10.12 Optimal Block Sizing and Performance
When the texture coordinates are generated in the “obvious” way, such as in tex2d_addressing.cu:
row = blockIdx.y*blockDim.y + threadIdx.y; col = blockIdx.x*blockDim.x + threadIdx.x; ... tex2D( tex, (float) col, (float) row);
then texturing performance is dependent on the block size.
To find the optimal size of a thread block, the tex2D_shmoo.cu and surf2Dmemset_shmoo.cu programs time their performance over thread blocks whose width and height vary from 4..64, inclusive. Some combinations of these thread block sizes are not valid because they have too many threads.
For this exercise, the texturing kernel is designed to do as little work as possible (maximizing exposure to the performance of the texture hardware), while still “fooling” the compiler into issuing the code. Each thread computes the floating-point sum of the values it reads, and writes the sum if the output parameter is non-NULL. The trick is that we never pass a non-NULL pointer to this kernel! The reason the kernel is structured this way is because if it never wrote any output, the compiler would see that the kernel was not doing any work, and emit microcode that did not perform the texturing operations at all.

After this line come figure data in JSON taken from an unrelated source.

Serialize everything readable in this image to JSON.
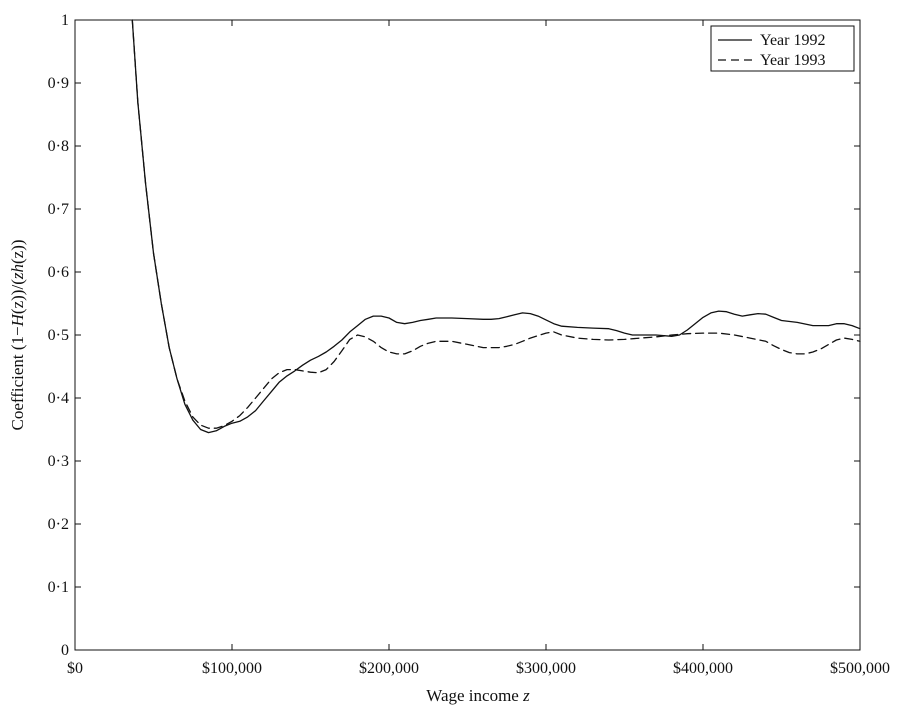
{
  "chart_data": {
    "type": "line",
    "title": "",
    "xlabel_prefix": "Wage income ",
    "xlabel_var": "z",
    "ylabel_parts": [
      "Coefficient (1−",
      "H",
      "(z))/(",
      "z",
      "h",
      "(z))"
    ],
    "xlim": [
      0,
      500000
    ],
    "ylim": [
      0,
      1
    ],
    "x_ticks": [
      0,
      100000,
      200000,
      300000,
      400000,
      500000
    ],
    "x_tick_labels": [
      "$0",
      "$100,000",
      "$200,000",
      "$300,000",
      "$400,000",
      "$500,000"
    ],
    "y_ticks": [
      0,
      0.1,
      0.2,
      0.3,
      0.4,
      0.5,
      0.6,
      0.7,
      0.8,
      0.9,
      1
    ],
    "y_tick_labels": [
      "0",
      "0·1",
      "0·2",
      "0·3",
      "0·4",
      "0·5",
      "0·6",
      "0·7",
      "0·8",
      "0·9",
      "1"
    ],
    "grid": false,
    "legend_position": "top-right",
    "series": [
      {
        "name": "Year 1992",
        "style": "solid",
        "color": "#111111",
        "points": [
          [
            36500,
            1.0
          ],
          [
            40000,
            0.87
          ],
          [
            45000,
            0.74
          ],
          [
            50000,
            0.63
          ],
          [
            55000,
            0.55
          ],
          [
            60000,
            0.48
          ],
          [
            65000,
            0.43
          ],
          [
            70000,
            0.39
          ],
          [
            75000,
            0.365
          ],
          [
            80000,
            0.35
          ],
          [
            85000,
            0.345
          ],
          [
            90000,
            0.348
          ],
          [
            95000,
            0.355
          ],
          [
            100000,
            0.36
          ],
          [
            105000,
            0.363
          ],
          [
            110000,
            0.37
          ],
          [
            115000,
            0.38
          ],
          [
            120000,
            0.395
          ],
          [
            125000,
            0.41
          ],
          [
            130000,
            0.425
          ],
          [
            135000,
            0.435
          ],
          [
            140000,
            0.443
          ],
          [
            145000,
            0.452
          ],
          [
            150000,
            0.46
          ],
          [
            155000,
            0.466
          ],
          [
            160000,
            0.473
          ],
          [
            165000,
            0.482
          ],
          [
            170000,
            0.492
          ],
          [
            175000,
            0.505
          ],
          [
            180000,
            0.515
          ],
          [
            185000,
            0.525
          ],
          [
            190000,
            0.53
          ],
          [
            195000,
            0.53
          ],
          [
            200000,
            0.527
          ],
          [
            205000,
            0.52
          ],
          [
            210000,
            0.518
          ],
          [
            215000,
            0.52
          ],
          [
            220000,
            0.523
          ],
          [
            225000,
            0.525
          ],
          [
            230000,
            0.527
          ],
          [
            240000,
            0.527
          ],
          [
            250000,
            0.526
          ],
          [
            260000,
            0.525
          ],
          [
            265000,
            0.525
          ],
          [
            270000,
            0.526
          ],
          [
            275000,
            0.529
          ],
          [
            280000,
            0.532
          ],
          [
            285000,
            0.535
          ],
          [
            290000,
            0.534
          ],
          [
            295000,
            0.53
          ],
          [
            300000,
            0.524
          ],
          [
            305000,
            0.518
          ],
          [
            310000,
            0.514
          ],
          [
            320000,
            0.512
          ],
          [
            330000,
            0.511
          ],
          [
            340000,
            0.51
          ],
          [
            345000,
            0.507
          ],
          [
            350000,
            0.503
          ],
          [
            355000,
            0.5
          ],
          [
            360000,
            0.5
          ],
          [
            370000,
            0.5
          ],
          [
            380000,
            0.498
          ],
          [
            385000,
            0.5
          ],
          [
            390000,
            0.508
          ],
          [
            395000,
            0.518
          ],
          [
            400000,
            0.528
          ],
          [
            405000,
            0.535
          ],
          [
            410000,
            0.538
          ],
          [
            415000,
            0.537
          ],
          [
            420000,
            0.533
          ],
          [
            425000,
            0.53
          ],
          [
            430000,
            0.532
          ],
          [
            435000,
            0.534
          ],
          [
            440000,
            0.533
          ],
          [
            445000,
            0.528
          ],
          [
            450000,
            0.523
          ],
          [
            460000,
            0.52
          ],
          [
            470000,
            0.515
          ],
          [
            480000,
            0.515
          ],
          [
            485000,
            0.518
          ],
          [
            490000,
            0.518
          ],
          [
            495000,
            0.515
          ],
          [
            500000,
            0.51
          ]
        ]
      },
      {
        "name": "Year 1993",
        "style": "dashed",
        "color": "#111111",
        "points": [
          [
            36500,
            1.0
          ],
          [
            40000,
            0.87
          ],
          [
            45000,
            0.74
          ],
          [
            50000,
            0.63
          ],
          [
            55000,
            0.55
          ],
          [
            60000,
            0.48
          ],
          [
            65000,
            0.43
          ],
          [
            70000,
            0.395
          ],
          [
            75000,
            0.37
          ],
          [
            80000,
            0.357
          ],
          [
            85000,
            0.352
          ],
          [
            90000,
            0.352
          ],
          [
            95000,
            0.356
          ],
          [
            100000,
            0.363
          ],
          [
            105000,
            0.372
          ],
          [
            110000,
            0.385
          ],
          [
            115000,
            0.4
          ],
          [
            120000,
            0.415
          ],
          [
            125000,
            0.43
          ],
          [
            130000,
            0.44
          ],
          [
            135000,
            0.445
          ],
          [
            140000,
            0.445
          ],
          [
            145000,
            0.443
          ],
          [
            150000,
            0.441
          ],
          [
            155000,
            0.44
          ],
          [
            160000,
            0.445
          ],
          [
            165000,
            0.458
          ],
          [
            170000,
            0.475
          ],
          [
            175000,
            0.493
          ],
          [
            180000,
            0.5
          ],
          [
            185000,
            0.497
          ],
          [
            190000,
            0.49
          ],
          [
            195000,
            0.48
          ],
          [
            200000,
            0.473
          ],
          [
            205000,
            0.47
          ],
          [
            210000,
            0.47
          ],
          [
            215000,
            0.475
          ],
          [
            220000,
            0.482
          ],
          [
            225000,
            0.487
          ],
          [
            230000,
            0.49
          ],
          [
            240000,
            0.49
          ],
          [
            250000,
            0.485
          ],
          [
            260000,
            0.48
          ],
          [
            270000,
            0.48
          ],
          [
            275000,
            0.482
          ],
          [
            280000,
            0.485
          ],
          [
            285000,
            0.49
          ],
          [
            290000,
            0.495
          ],
          [
            300000,
            0.503
          ],
          [
            305000,
            0.505
          ],
          [
            310000,
            0.5
          ],
          [
            320000,
            0.495
          ],
          [
            330000,
            0.493
          ],
          [
            340000,
            0.492
          ],
          [
            350000,
            0.493
          ],
          [
            360000,
            0.495
          ],
          [
            370000,
            0.497
          ],
          [
            380000,
            0.5
          ],
          [
            390000,
            0.502
          ],
          [
            400000,
            0.503
          ],
          [
            410000,
            0.503
          ],
          [
            420000,
            0.5
          ],
          [
            430000,
            0.495
          ],
          [
            440000,
            0.49
          ],
          [
            445000,
            0.483
          ],
          [
            450000,
            0.477
          ],
          [
            455000,
            0.472
          ],
          [
            460000,
            0.47
          ],
          [
            465000,
            0.47
          ],
          [
            470000,
            0.473
          ],
          [
            475000,
            0.478
          ],
          [
            480000,
            0.485
          ],
          [
            485000,
            0.492
          ],
          [
            490000,
            0.495
          ],
          [
            495000,
            0.493
          ],
          [
            500000,
            0.49
          ]
        ]
      }
    ]
  }
}
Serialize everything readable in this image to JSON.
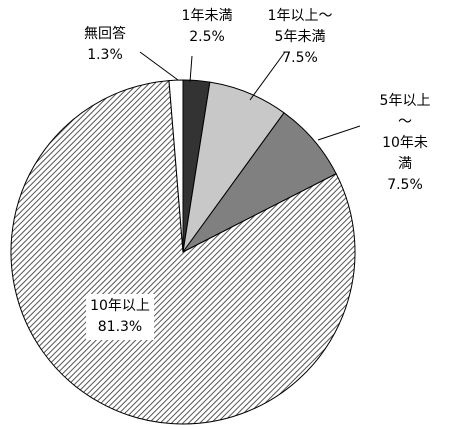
{
  "chart_data": {
    "type": "pie",
    "categories": [
      "1年未満",
      "1年以上～\n5年未満",
      "5年以上～\n10年未満",
      "10年以上",
      "無回答"
    ],
    "values": [
      2.5,
      7.5,
      7.5,
      81.3,
      1.3
    ],
    "value_labels": [
      "2.5%",
      "7.5%",
      "7.5%",
      "81.3%",
      "1.3%"
    ],
    "colors": [
      "#333333",
      "#c8c8c8",
      "#808080",
      "hatch",
      "#ffffff"
    ]
  }
}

extern "C" __global__ void TexSums( float *out, size_t Width, size_t Height ) { float sum = 0.0f; for ( int row = blockIdx.y*blockDim.y + threadIdx.y; row < Height; row += blockDim.y*gridDim.y ) { for ( int col = blockIdx.x*blockDim.x + threadIdx.x; col < Width; col += blockDim.x*gridDim.x ) { sum += tex2D( tex, (float) col, (float) row ); } } if ( out ) { out[blockIdx.x*blockDim.x+threadIdx.x] = sum; } }
Even with our “trick,” there is a risk is that the compiler will emit code that checks the out parameter and exits the kernel early if it’s equal to NULL. We’d have to synthesize some output that wouldn’t affect performance too much (for example, have each thread block compute the reduction of the sums in shared memory and write them to out). But by compiling the program with the --keep option and using cuobjdump ---dump-sass to examine the microcode, we can see that the compiler doesn’t check out until after the doubly-nested for loop as executed.
Results
On a GeForce GTX 280 (GT200), the optimal block size was found to be 128 threads, which delivered 35.7G/s of bandwidth. Thread blocks of size 32W x 4H were about the same speed as 16W × 8H or 8W × 16H, all traversing a 4K × 4K texture of float in 1.88 ms. On a Tesla M2050, the optimal block size was found to be 192 threads, which delivered 35.4 G/s of bandwidth. As with the GT200, different-sized thread blocks were the same speed, with 6W × 32H, 16W × 12H, and 8W × 24H blocks delivering about the same performance.
The shmoo over 2D surface memset was less conclusive: block sizes of at least 128 threads generally had good performance, provided the thread count was evenly divisible by the warp size of 32. The fastest 2D surface memset performance reported on a cg1.4xlarge without ECC enabled was 48Gb/s.
For float-valued data, for both boards we tested, the peak bandwidth numbers reported by texturing and surface write are about ¼ and ½ of the achievable peaks for global load/store, respectively.